Daniels first moved in last fall, alongside two other students from Western University's faculty of music. The deal was that she and her fellow students got a free place to live, in exchange for spending between 10 and 12 hours a week performing for residents.
Oakcrossing also provided three free meals a week, with the hope that the students would sit and visit with their neighbours as they ate.
Those shared mealtimes quickly became a highlight for Daniels.
"I ended up making friends. So on occasional weeks I could be found more than three times [a week], drinking coffee while everybody's eating. [I would] be sharing their company," she said.
The first year of the project was so successful that peopleCare Communities, which owns Oakcrossing, hopes to implement a similar program at an upcoming retirement home in Kitchener-Waterloo.
"The music, the rapport between the different generations, it's truly become part of our home," said Carol Bradley, executive director of Oakcrossing.
What you learn living in a retirement home
As a graduate student, Daniels said she can feel ambivalent about her choice of profession, and often has a 'love-hate' relationship with music.
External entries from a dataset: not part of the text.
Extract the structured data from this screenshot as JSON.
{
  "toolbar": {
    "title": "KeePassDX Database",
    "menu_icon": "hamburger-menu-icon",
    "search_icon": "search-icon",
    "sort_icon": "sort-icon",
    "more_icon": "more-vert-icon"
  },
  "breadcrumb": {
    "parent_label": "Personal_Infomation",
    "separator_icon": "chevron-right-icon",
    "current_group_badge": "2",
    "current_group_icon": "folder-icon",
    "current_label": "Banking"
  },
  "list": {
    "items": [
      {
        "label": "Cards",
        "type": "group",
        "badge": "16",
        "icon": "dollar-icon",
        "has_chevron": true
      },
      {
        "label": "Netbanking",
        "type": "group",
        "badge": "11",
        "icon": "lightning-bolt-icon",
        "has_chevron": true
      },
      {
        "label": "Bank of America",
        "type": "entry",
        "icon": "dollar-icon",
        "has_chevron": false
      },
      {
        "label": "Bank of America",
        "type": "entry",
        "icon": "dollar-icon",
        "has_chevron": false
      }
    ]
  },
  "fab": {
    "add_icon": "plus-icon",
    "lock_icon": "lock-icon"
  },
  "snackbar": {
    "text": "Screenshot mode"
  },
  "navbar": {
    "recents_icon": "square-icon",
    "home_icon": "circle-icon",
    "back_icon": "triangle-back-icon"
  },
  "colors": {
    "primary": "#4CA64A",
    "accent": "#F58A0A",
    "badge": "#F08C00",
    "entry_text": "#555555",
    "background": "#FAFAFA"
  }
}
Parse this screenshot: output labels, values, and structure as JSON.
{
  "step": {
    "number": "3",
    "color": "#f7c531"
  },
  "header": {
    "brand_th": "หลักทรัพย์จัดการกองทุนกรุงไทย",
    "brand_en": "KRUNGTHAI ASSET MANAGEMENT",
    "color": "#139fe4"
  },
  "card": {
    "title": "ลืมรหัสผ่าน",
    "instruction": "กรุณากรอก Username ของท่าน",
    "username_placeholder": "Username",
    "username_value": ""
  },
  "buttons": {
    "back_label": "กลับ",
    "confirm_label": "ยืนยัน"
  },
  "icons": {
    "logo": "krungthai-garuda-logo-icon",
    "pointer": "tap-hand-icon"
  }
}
Living at Oakcrossing and seeing residents respond to her performances helps her rediscover the joy in what she does.
Sometimes the residents will sit and listen, other times they may even practice a bit of ballroom dancing.
"They become touched by it. They listen to a melody and they're thrown back into a moment of nostalgia, or memory of time with their partner," said Daniels. "And that right there kind of just rekindles the fire within me."
Although Daniels is still in her twenties, she said living with her elders has also helped her prepare for her own retirement years. She said she's made notes to save for her later years, and to maintain close family relationships.
Her roommates have also taught her to worry less about what people think.
They like you for your eccentricities and whatnot. It's like full acceptance.- Kristal Daniels
"I'm worried about doing the wrong thing, saying the wrong thing, being misinterpreted when I'm with younger people," she said, adding that residents at Oakcrossing have a more laissez-faire attitude.
"They like you for your eccentricities and whatnot. It's like full acceptance."
This live-and-let-live attitude helps when she has moments of doubt about her chosen career. Working as a musician can be an unstable way to make a living, and Daniels said she often worries about what the future holds.
"The information I get from them is it doesn't matter what other people think of what you're doing," she said.
"As long as you're happy doing what you love then the reward will eventually pay out, but the immediate reward is that you don't become unhappy for trying to fit into someone else's shell of what you should be."